A research paper has shed new light on the extent and distribution of seafloor methane seeps in the northeast Pacific Ocean, which provide important habitats for marine life and could play an important role in ocean warming.
The paper, by scientists from the Oregon State University-NOAA Cooperative Institute for Marine Resources Studies (CIMRS), University of Washington, US Naval Research Lab at Stennis Space Center, and Ocean Exploration Trust, analyzed data on the seafloor from the Strait of Juan de Fuca in the north to the Mendocino Fracture Zone off northern California in the south, in an area known as the Cascadia Margin.

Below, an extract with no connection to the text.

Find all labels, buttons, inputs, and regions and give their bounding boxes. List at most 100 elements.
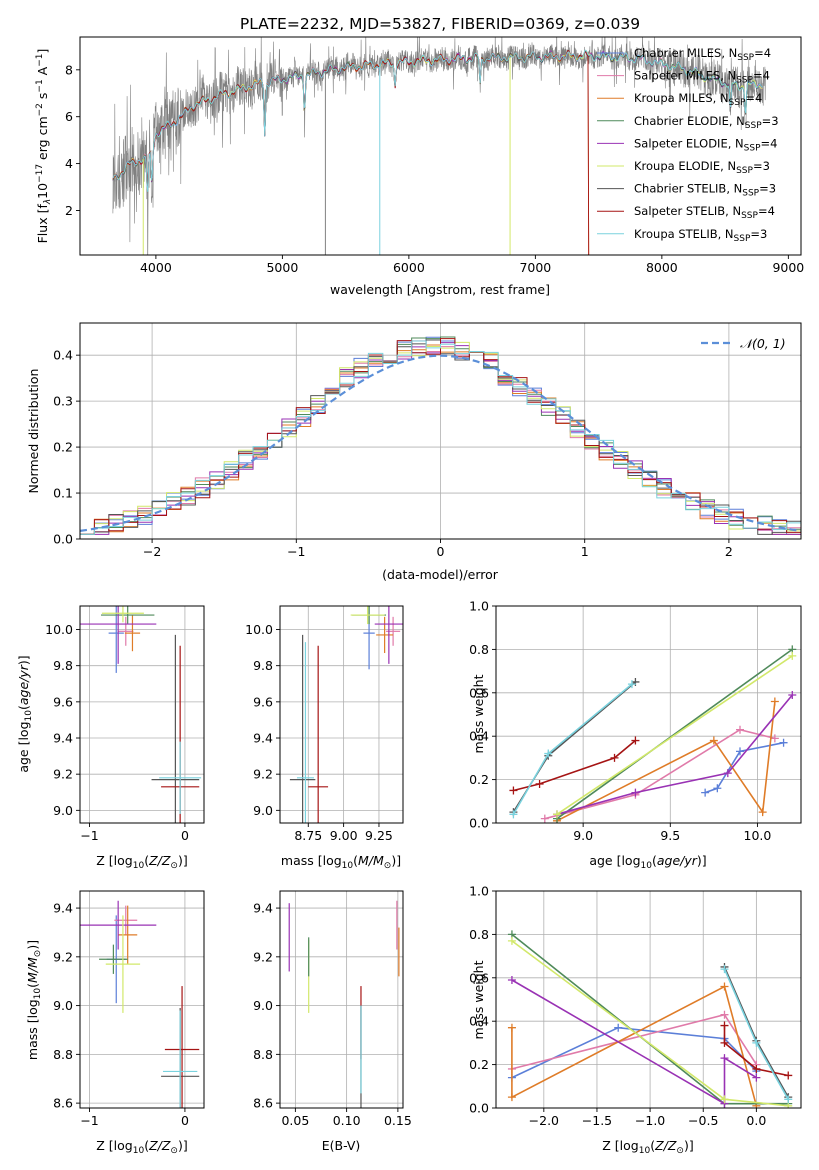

The West Coast continental shelf is known to host methane bubble streams, formerly thought to be rare. However, the results indicate that nearly 3,500 methane bubble streams, clustered into more than 1,300 methane emission sites, emanate from the seafloor from the Strait of Juan de Fuca.
Methane bubbles emanating from beneath a solid methane hydrate ledge on the floor of Astoria Canyon, offshore Oregon at 850 meters (2,790 feet) water depth. Video courtesy of the Ocean Exploration Trust; edited by Bob Embley
The paper used data collected during multibeam mapping surveys on Exploration Vessel (E/V) Nautilus supported by NOAA Ocean Exploration, as well as the Research Vessel (R/V) Thompson and NOAA Ship Rainier and historical data.

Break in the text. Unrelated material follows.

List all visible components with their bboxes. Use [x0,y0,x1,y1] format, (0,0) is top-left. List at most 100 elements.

The results provide a major contribution to the first systematic “baseline” survey of methane seeps published over such a large area, representing over 40% of the 93,000 square kilometers (35,900 square miles) of the US Cascadia margin.
Methane seeps host chemosynthetic communities, build rocky carbonate hard grounds that are essential fish habitat, and release an unknown quantity of methane to the ocean and potentially to the atmosphere, where it acts as a powerful greenhouse gas. This new seep compilation provides a baseline to evaluate possible future increasing methane gas flux as ocean waters warm and drive what is known as the methane hydrate stability zone deeper, releasing additional methane from its ice-like form.
In summer and fall 2021, some of the co-authors and other members of NOAA Pacific Marine Environmental Laboratory (PMEL), University of Washington, and Oregon State University will participate in another Nautilus Cascadia Margin expedition as well as in the West Coast Ocean Acidification expedition aboard NOAA Ship Brown. More data will be acquired for addition to this new database in order to better understand any potential impacts of methane seeps in the water column and to test new technologies.